Esse é o desafio. Nós, na esquerda, temos uma grande quantidade de ideias, mas também uma pobreza de estratégias políticas e de líderes eficazes para nos unificar. Parece que as personalidades carismáticas estão principalmente à direita. Entretanto, tenho certeza que essas estratégias e pessoas irão surgir no seio da esquerda. A dinâmica da mudança histórica produzirá isso, inevitavelmente — e, algumas vezes, sob as mais improváveis circunstâncias. As únicas perguntas são: quem, como, onde e quando — e se surgirão ainda nesta geração. Os progressistas têm um leque de boas ideias e de estratégias desenvolvidas nas últimas décadas sobre como avançar rumo a um sistema pós-capitalista. A esquerda propõe paradigmas como decrescimento, desglobalização, ecofeminismo, soberania alimentar e “o bem viver”

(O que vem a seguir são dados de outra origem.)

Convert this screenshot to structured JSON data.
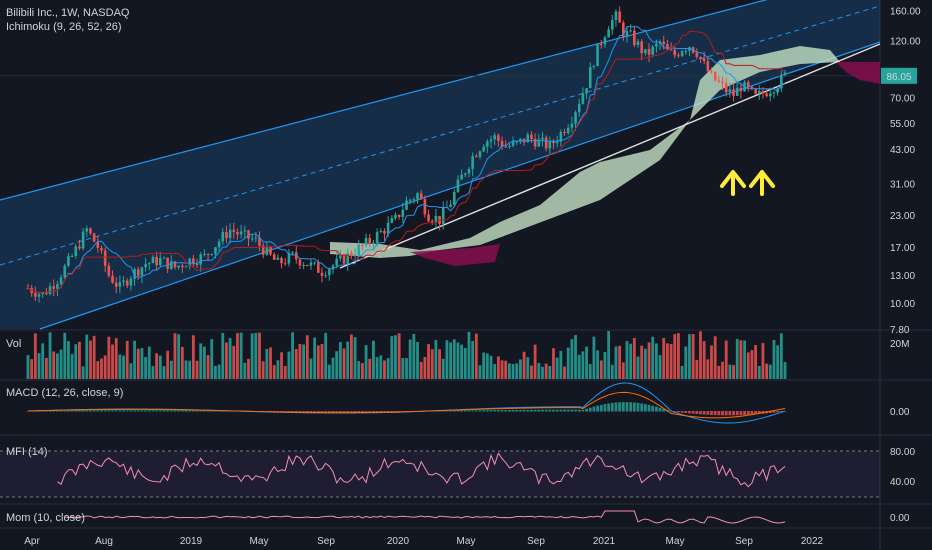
{
  "header": {
    "symbol_line": "Bilibili Inc., 1W, NASDAQ",
    "indicator_line": "Ichimoku (9, 26, 52, 26)"
  },
  "colors": {
    "background": "#131722",
    "up": "#26a69a",
    "down": "#ef5350",
    "channel": "#2196f3",
    "cloud_bull": "#c8e6c9",
    "cloud_bear": "#880e4f",
    "price_badge": "#26a69a",
    "arrows": "#ffeb3b",
    "mfi": "#f48fb1"
  },
  "chart_data": [
    {
      "type": "candlestick",
      "title": "Bilibili Inc., 1W, NASDAQ",
      "scale": "log",
      "y_ticks": [
        "160.00",
        "120.00",
        "86.05",
        "70.00",
        "55.00",
        "43.00",
        "31.00",
        "23.00",
        "17.00",
        "13.00",
        "10.00",
        "7.80"
      ],
      "y_tick_values": [
        160,
        120,
        70,
        55,
        43,
        31,
        23,
        17,
        13,
        10,
        7.8
      ],
      "last_price": "86.05",
      "ylim": [
        7.8,
        170
      ],
      "x_ticks": [
        "Apr",
        "Aug",
        "2019",
        "May",
        "Sep",
        "2020",
        "May",
        "Sep",
        "2021",
        "May",
        "Sep",
        "2022"
      ],
      "price_path": [
        [
          0,
          11.5
        ],
        [
          4,
          10.8
        ],
        [
          8,
          12.5
        ],
        [
          12,
          15.5
        ],
        [
          16,
          20.0
        ],
        [
          19,
          17.0
        ],
        [
          22,
          13.0
        ],
        [
          25,
          11.5
        ],
        [
          28,
          13.0
        ],
        [
          32,
          14.5
        ],
        [
          36,
          15.0
        ],
        [
          40,
          14.0
        ],
        [
          44,
          15.0
        ],
        [
          48,
          15.5
        ],
        [
          52,
          18.0
        ],
        [
          55,
          20.0
        ],
        [
          58,
          19.0
        ],
        [
          62,
          18.0
        ],
        [
          65,
          16.0
        ],
        [
          68,
          14.5
        ],
        [
          72,
          15.5
        ],
        [
          76,
          14.5
        ],
        [
          80,
          13.5
        ],
        [
          84,
          14.5
        ],
        [
          88,
          16.0
        ],
        [
          92,
          17.5
        ],
        [
          96,
          19.5
        ],
        [
          100,
          22.0
        ],
        [
          103,
          26.0
        ],
        [
          106,
          28.0
        ],
        [
          109,
          23.0
        ],
        [
          112,
          22.0
        ],
        [
          115,
          26.0
        ],
        [
          118,
          33.0
        ],
        [
          121,
          40.0
        ],
        [
          124,
          46.0
        ],
        [
          127,
          48.0
        ],
        [
          130,
          44.0
        ],
        [
          133,
          45.0
        ],
        [
          136,
          48.0
        ],
        [
          139,
          46.0
        ],
        [
          142,
          44.0
        ],
        [
          145,
          50.0
        ],
        [
          148,
          58.0
        ],
        [
          150,
          68.0
        ],
        [
          152,
          80.0
        ],
        [
          154,
          100.0
        ],
        [
          156,
          120.0
        ],
        [
          158,
          140.0
        ],
        [
          160,
          150.0
        ],
        [
          162,
          130.0
        ],
        [
          164,
          125.0
        ],
        [
          166,
          115.0
        ],
        [
          168,
          105.0
        ],
        [
          170,
          110.0
        ],
        [
          172,
          118.0
        ],
        [
          174,
          108.0
        ],
        [
          176,
          105.0
        ],
        [
          178,
          112.0
        ],
        [
          180,
          115.0
        ],
        [
          182,
          108.0
        ],
        [
          184,
          95.0
        ],
        [
          186,
          85.0
        ],
        [
          188,
          80.0
        ],
        [
          190,
          75.0
        ],
        [
          192,
          72.0
        ],
        [
          194,
          78.0
        ],
        [
          196,
          75.0
        ],
        [
          198,
          70.0
        ],
        [
          200,
          73.0
        ],
        [
          202,
          76.0
        ],
        [
          204,
          80.0
        ],
        [
          206,
          86.05
        ]
      ],
      "indicator": "Ichimoku (9, 26, 52, 26)",
      "annotations": [
        "two up arrows"
      ]
    },
    {
      "type": "bar",
      "title": "Vol",
      "y_ticks": [
        "20M"
      ],
      "ylim": [
        0,
        22000000
      ]
    },
    {
      "type": "line",
      "title": "MACD (12, 26, close, 9)",
      "y_ticks": [
        "0.00"
      ],
      "series": [
        {
          "values_shape": "macd",
          "color": "#2196f3"
        },
        {
          "values_shape": "signal",
          "color": "#ff6d00"
        }
      ]
    },
    {
      "type": "line",
      "title": "MFI (14)",
      "y_ticks": [
        "80.00",
        "40.00"
      ],
      "ylim": [
        20,
        90
      ]
    },
    {
      "type": "line",
      "title": "Mom (10, close)",
      "y_ticks": [
        "0.00"
      ]
    }
  ],
  "panes": {
    "vol_label": "Vol",
    "macd_label": "MACD (12, 26, close, 9)",
    "mfi_label": "MFI (14)",
    "mom_label": "Mom (10, close)",
    "vol_tick": "20M",
    "macd_tick": "0.00",
    "mfi_tick_hi": "80.00",
    "mfi_tick_lo": "40.00",
    "mom_tick": "0.00"
  }
}
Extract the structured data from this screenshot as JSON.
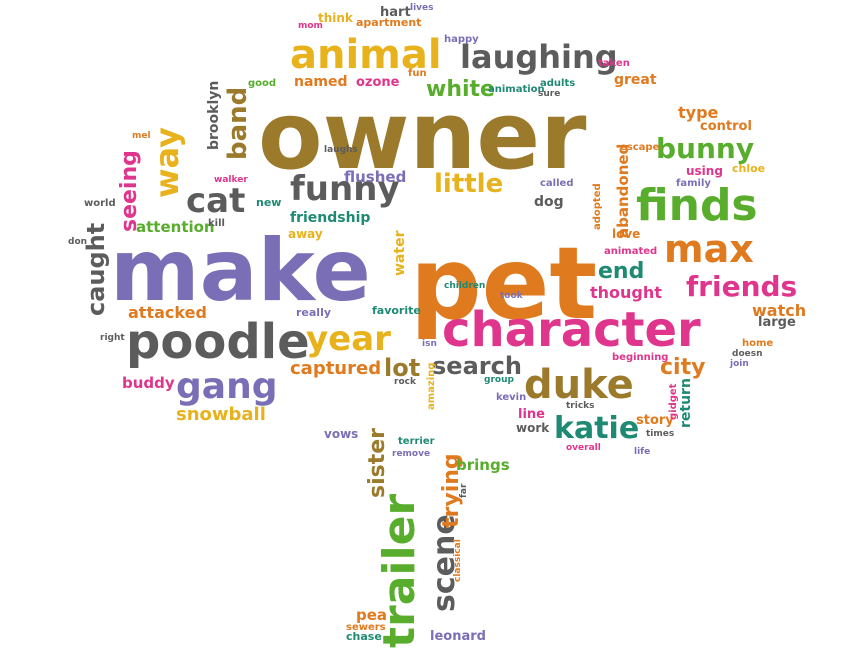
{
  "palette": {
    "brown": "#9b7a2c",
    "purple": "#7a6fb6",
    "orange": "#e07a1e",
    "magenta": "#e0358c",
    "gray": "#5c5c5c",
    "green": "#58ad2c",
    "yellow": "#e8b21c",
    "teal": "#1f8a73"
  },
  "words": [
    {
      "text": "owner",
      "color": "brown"
    },
    {
      "text": "make",
      "color": "purple"
    },
    {
      "text": "pet",
      "color": "orange"
    },
    {
      "text": "character",
      "color": "magenta"
    },
    {
      "text": "poodle",
      "color": "gray"
    },
    {
      "text": "animal",
      "color": "yellow"
    },
    {
      "text": "finds",
      "color": "green"
    },
    {
      "text": "max",
      "color": "orange"
    },
    {
      "text": "duke",
      "color": "brown"
    },
    {
      "text": "trailer",
      "color": "green"
    },
    {
      "text": "gang",
      "color": "purple"
    },
    {
      "text": "laughing",
      "color": "gray"
    },
    {
      "text": "funny",
      "color": "gray"
    },
    {
      "text": "cat",
      "color": "gray"
    },
    {
      "text": "year",
      "color": "yellow"
    },
    {
      "text": "way",
      "color": "yellow"
    },
    {
      "text": "friends",
      "color": "magenta"
    },
    {
      "text": "bunny",
      "color": "green"
    },
    {
      "text": "katie",
      "color": "teal"
    },
    {
      "text": "band",
      "color": "brown"
    },
    {
      "text": "scene",
      "color": "gray"
    },
    {
      "text": "caught",
      "color": "gray"
    },
    {
      "text": "little",
      "color": "yellow"
    },
    {
      "text": "search",
      "color": "gray"
    },
    {
      "text": "end",
      "color": "teal"
    },
    {
      "text": "city",
      "color": "orange"
    },
    {
      "text": "lot",
      "color": "brown"
    },
    {
      "text": "seeing",
      "color": "magenta"
    },
    {
      "text": "white",
      "color": "green"
    },
    {
      "text": "sister",
      "color": "brown"
    },
    {
      "text": "trying",
      "color": "orange"
    },
    {
      "text": "snowball",
      "color": "yellow"
    },
    {
      "text": "captured",
      "color": "orange"
    },
    {
      "text": "thought",
      "color": "magenta"
    },
    {
      "text": "attacked",
      "color": "orange"
    },
    {
      "text": "attention",
      "color": "green"
    },
    {
      "text": "buddy",
      "color": "magenta"
    },
    {
      "text": "flushed",
      "color": "purple"
    },
    {
      "text": "friendship",
      "color": "teal"
    },
    {
      "text": "named",
      "color": "orange"
    },
    {
      "text": "type",
      "color": "orange"
    },
    {
      "text": "watch",
      "color": "orange"
    },
    {
      "text": "brooklyn",
      "color": "gray"
    },
    {
      "text": "abandoned",
      "color": "orange"
    },
    {
      "text": "water",
      "color": "yellow"
    },
    {
      "text": "brings",
      "color": "green"
    },
    {
      "text": "leonard",
      "color": "purple"
    },
    {
      "text": "return",
      "color": "teal"
    },
    {
      "text": "great",
      "color": "orange"
    },
    {
      "text": "dog",
      "color": "gray"
    },
    {
      "text": "line",
      "color": "magenta"
    },
    {
      "text": "story",
      "color": "orange"
    },
    {
      "text": "large",
      "color": "gray"
    },
    {
      "text": "control",
      "color": "orange"
    },
    {
      "text": "vows",
      "color": "purple"
    },
    {
      "text": "ozone",
      "color": "magenta"
    },
    {
      "text": "think",
      "color": "yellow"
    },
    {
      "text": "apartment",
      "color": "orange"
    },
    {
      "text": "hart",
      "color": "gray"
    },
    {
      "text": "chase",
      "color": "teal"
    },
    {
      "text": "pea",
      "color": "orange"
    },
    {
      "text": "away",
      "color": "yellow"
    },
    {
      "text": "really",
      "color": "purple"
    },
    {
      "text": "favorite",
      "color": "teal"
    },
    {
      "text": "work",
      "color": "gray"
    },
    {
      "text": "love",
      "color": "orange"
    },
    {
      "text": "using",
      "color": "magenta"
    },
    {
      "text": "chloe",
      "color": "yellow"
    },
    {
      "text": "family",
      "color": "purple"
    },
    {
      "text": "new",
      "color": "teal"
    },
    {
      "text": "kill",
      "color": "gray"
    },
    {
      "text": "walker",
      "color": "magenta"
    },
    {
      "text": "world",
      "color": "gray"
    },
    {
      "text": "don",
      "color": "gray"
    },
    {
      "text": "right",
      "color": "gray"
    },
    {
      "text": "mel",
      "color": "orange"
    },
    {
      "text": "good",
      "color": "green"
    },
    {
      "text": "lives",
      "color": "purple"
    },
    {
      "text": "happy",
      "color": "purple"
    },
    {
      "text": "mom",
      "color": "magenta"
    },
    {
      "text": "fun",
      "color": "orange"
    },
    {
      "text": "animation",
      "color": "teal"
    },
    {
      "text": "adults",
      "color": "teal"
    },
    {
      "text": "sure",
      "color": "gray"
    },
    {
      "text": "taken",
      "color": "magenta"
    },
    {
      "text": "escape",
      "color": "orange"
    },
    {
      "text": "laughs",
      "color": "gray"
    },
    {
      "text": "called",
      "color": "purple"
    },
    {
      "text": "adopted",
      "color": "orange"
    },
    {
      "text": "animated",
      "color": "magenta"
    },
    {
      "text": "children",
      "color": "teal"
    },
    {
      "text": "took",
      "color": "purple"
    },
    {
      "text": "isn",
      "color": "purple"
    },
    {
      "text": "rock",
      "color": "gray"
    },
    {
      "text": "amazing",
      "color": "yellow"
    },
    {
      "text": "group",
      "color": "teal"
    },
    {
      "text": "kevin",
      "color": "purple"
    },
    {
      "text": "beginning",
      "color": "magenta"
    },
    {
      "text": "home",
      "color": "orange"
    },
    {
      "text": "doesn",
      "color": "gray"
    },
    {
      "text": "join",
      "color": "purple"
    },
    {
      "text": "tricks",
      "color": "gray"
    },
    {
      "text": "gidget",
      "color": "magenta"
    },
    {
      "text": "times",
      "color": "gray"
    },
    {
      "text": "life",
      "color": "purple"
    },
    {
      "text": "overall",
      "color": "magenta"
    },
    {
      "text": "terrier",
      "color": "teal"
    },
    {
      "text": "remove",
      "color": "purple"
    },
    {
      "text": "far",
      "color": "gray"
    },
    {
      "text": "classical",
      "color": "orange"
    },
    {
      "text": "sewers",
      "color": "orange"
    }
  ]
}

O problema é que essas estratégias ainda não encontraram uma base de massas, e uma grande parte de problema reside no fato das pessoas associarem a esquerda à esquerda centralizada, ou seja, aos social-democratas na Europa e ao Partido Democrata nos EUA. Ambos estavam envolvidos com o velho sistema neoliberal, que apresentavam sob um “rosto humano”. No Sul global, os governos democráticos liberais, que personificaram as ditaduras da década de 1980, muitos deles dirigidos por coalizões que incluíam progressistas, também foram desacreditados por terem adotado medidas neoliberais; enquanto isso, a “Maré Rosa” na América Latina se encontra com suas próprias contradições, e os Estados comunistas do leste da Ásia se tornaram sistemas de capitalismo de Estado. Mas, creio que não devemos descontar tudo na esquerda. A história tem um movimento dialético complexo e, às vezes, há desenvolvimentos inesperados que levam a resultados progressivos ou regressivos. Deixe-me dizer isso, embora a situação não pareça tão boa para os progressistas no momento, estou certo de que nossa equipe vencerá no final. A Segunda Guerra Mundial não terminou em Dunquerque, embora, na época, tudo parecia apontar para uma vitória alemã.